The NCQA Back Care Recognition Program may be a good idea—but do we need another reporting activity?
One of the most common ailments that orthopaedists see—and often feel overwhelmed by—is low back pain. Most of us believe that we do a good job of making appropriate treatment decisions for patients with low back pain. But we often make these decisions based on our years of experience or what we were taught in medical school.
The advent of evidence-based medicine, however, is challenging many of these “tried-and-true” methods. Those of us who support an evidence-based clinical approach do so with the hope that the latest scientific evidence will help us provide more appropriate care for our patients, with better resultsand improved clinical/economic value.
A commendable effort
The National Committee for Quality Assurance (NCQA)—and its new Back Care Recognition Program (BCRP)—should be congratulated on its efforts to create an appropriate, evidence-based treatment plan for low back pain. The participation by several AAOS members on the program’s development committee adds further credibility to this plan.
The NCQA Web site states that the BCRP program will recognize physicians who deliver superior care to patients with low back pain. It also says that following the recommendations will help the patient avoid unnecessary treatment, tests, and expenses.
Under the program, an individual physician would submit 35 patient evaluations as a data sample. Larger practice groups may submit 25 patient evaluations per participant, with a maximum of 200 evaluations per practice group. The required package and application fee to participate in the BCRP program for a single physician is $530, and the fee increases with the number of physicians at that practice site.
Based on that sample, a physician must score at least 40 points on NCQA’s 100-point scale. The tangible reward for doing so is inclusion on NCQA’s published report card list of “recognized” physicians, which is widely distributed. Other possible benefits could include addition to insurers’ preferred physicians lists and/or a favorable score on a performance measure for pay-for-performance programs.
On the other hand
BCRP is still early in its real-world application. The only comparable programs to date are the NCQA’s recognition programs for diabetes and heart/stroke. When I reviewed the physician report card for Tennessee doctors participating in these programs, I found only nine physicians in three Tennessee practices. In California, on the other hand, 2,027 physicians were recognized by these programs; Florida had 132 participating physicians, and New York had 594 recognized
participants. Guam had none and Alabama had two. It appears that physician participation and recognition in NCQA programs varies widely in different regions of the country.
The AAOS Washington office and the Board of Councilors have both worked for many years to defer implementation of a “Centers of Excellence” concept (steering reimbursements toward only those high-volume practice centers that meet arbitrarily high standards at the expense of smaller practices). Even though AAOS fellows participated in developing the NCQA back pain recognition program, the result may be very similar to the Centers of Excellence concept put forward by the Centers for Medicare and Medicaid Services.
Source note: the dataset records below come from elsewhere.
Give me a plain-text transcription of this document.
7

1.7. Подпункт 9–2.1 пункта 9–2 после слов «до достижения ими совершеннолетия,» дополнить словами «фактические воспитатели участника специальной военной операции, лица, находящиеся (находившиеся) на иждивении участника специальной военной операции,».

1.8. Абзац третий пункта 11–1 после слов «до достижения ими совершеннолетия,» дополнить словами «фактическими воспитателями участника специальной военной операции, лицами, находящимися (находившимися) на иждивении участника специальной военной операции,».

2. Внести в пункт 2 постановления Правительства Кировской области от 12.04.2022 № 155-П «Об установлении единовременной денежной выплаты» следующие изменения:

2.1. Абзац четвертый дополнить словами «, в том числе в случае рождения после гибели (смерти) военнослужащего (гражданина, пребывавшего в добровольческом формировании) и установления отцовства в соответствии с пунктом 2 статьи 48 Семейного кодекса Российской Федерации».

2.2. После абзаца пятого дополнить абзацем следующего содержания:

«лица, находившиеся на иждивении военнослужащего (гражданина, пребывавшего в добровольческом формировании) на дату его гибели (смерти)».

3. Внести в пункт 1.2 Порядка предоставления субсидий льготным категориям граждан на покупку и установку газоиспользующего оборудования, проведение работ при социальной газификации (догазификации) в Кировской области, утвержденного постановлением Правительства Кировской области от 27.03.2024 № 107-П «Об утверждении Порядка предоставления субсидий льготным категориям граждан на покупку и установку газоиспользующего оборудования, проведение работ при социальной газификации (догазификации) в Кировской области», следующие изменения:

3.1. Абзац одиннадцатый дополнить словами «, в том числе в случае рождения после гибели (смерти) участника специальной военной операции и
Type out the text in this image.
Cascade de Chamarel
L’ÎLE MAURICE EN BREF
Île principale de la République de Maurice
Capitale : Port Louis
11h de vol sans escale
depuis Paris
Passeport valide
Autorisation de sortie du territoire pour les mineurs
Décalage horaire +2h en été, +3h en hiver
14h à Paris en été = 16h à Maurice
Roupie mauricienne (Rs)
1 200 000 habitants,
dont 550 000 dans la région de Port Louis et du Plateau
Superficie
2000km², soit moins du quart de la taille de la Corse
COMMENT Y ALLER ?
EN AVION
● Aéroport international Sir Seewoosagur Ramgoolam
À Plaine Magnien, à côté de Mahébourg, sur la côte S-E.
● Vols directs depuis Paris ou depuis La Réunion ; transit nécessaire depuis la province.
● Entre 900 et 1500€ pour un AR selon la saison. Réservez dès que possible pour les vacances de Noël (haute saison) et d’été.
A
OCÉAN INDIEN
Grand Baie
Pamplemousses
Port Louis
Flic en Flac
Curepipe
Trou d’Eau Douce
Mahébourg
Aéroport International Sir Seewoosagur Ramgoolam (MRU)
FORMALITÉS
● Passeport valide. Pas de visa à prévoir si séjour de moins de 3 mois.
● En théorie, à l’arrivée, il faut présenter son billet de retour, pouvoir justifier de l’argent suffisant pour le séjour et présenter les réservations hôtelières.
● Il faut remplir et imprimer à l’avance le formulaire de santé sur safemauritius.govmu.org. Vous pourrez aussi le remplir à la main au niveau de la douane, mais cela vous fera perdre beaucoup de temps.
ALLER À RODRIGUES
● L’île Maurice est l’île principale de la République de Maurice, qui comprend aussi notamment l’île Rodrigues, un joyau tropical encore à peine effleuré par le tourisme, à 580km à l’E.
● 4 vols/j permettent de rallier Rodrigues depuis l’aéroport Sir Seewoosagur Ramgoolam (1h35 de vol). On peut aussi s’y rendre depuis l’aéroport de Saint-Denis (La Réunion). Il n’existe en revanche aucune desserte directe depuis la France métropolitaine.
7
Another parallel may be made with the development of certificates of added qualifications for physicians, which the AAOS has opposed. Although the American Board of Orthopaedic Surgery now sanctions these certificates, the NCQA’s recognition program could be seen as providing a similar distinction.
An additional burden?
Although I support the BCRP for the reasons I noted, I am concerned for smaller group practices that choose not to participate because they are already overwhelmed with patients and overextended. They don’t need the added burden of yet another data-reporting activity. The question then becomes, do smaller practices that follow evidence-based guidelines not deliver superior care simply because they do not report their activities to the BCRP? Is one more overhead expense worth the potential reward? Is one more administrative task worth the overhead cost? Is there really a financial benefit to the practice?
The AAOS Guidelines Oversight Committee will soon be developing evidence-based clinical guidelines and performance measures for low back pain. I recommend that AAOS members follow these new developments closely and embrace the evidence-based information that the new guidelines incorporate. Implementing these new guidelines and performance measures once they are developed is crucial and requires widespread support and cooperation from the fellowship.
Whether or not an orthopaedic practice chooses to participate in the BCRP should be based on a careful review of all factors. The bottom line is, if orthopaedists use evidence-based medicine and follow evidence-based clinical practice guidelines that are based on the best available scientific evidence, our patients will be the ultimate winners.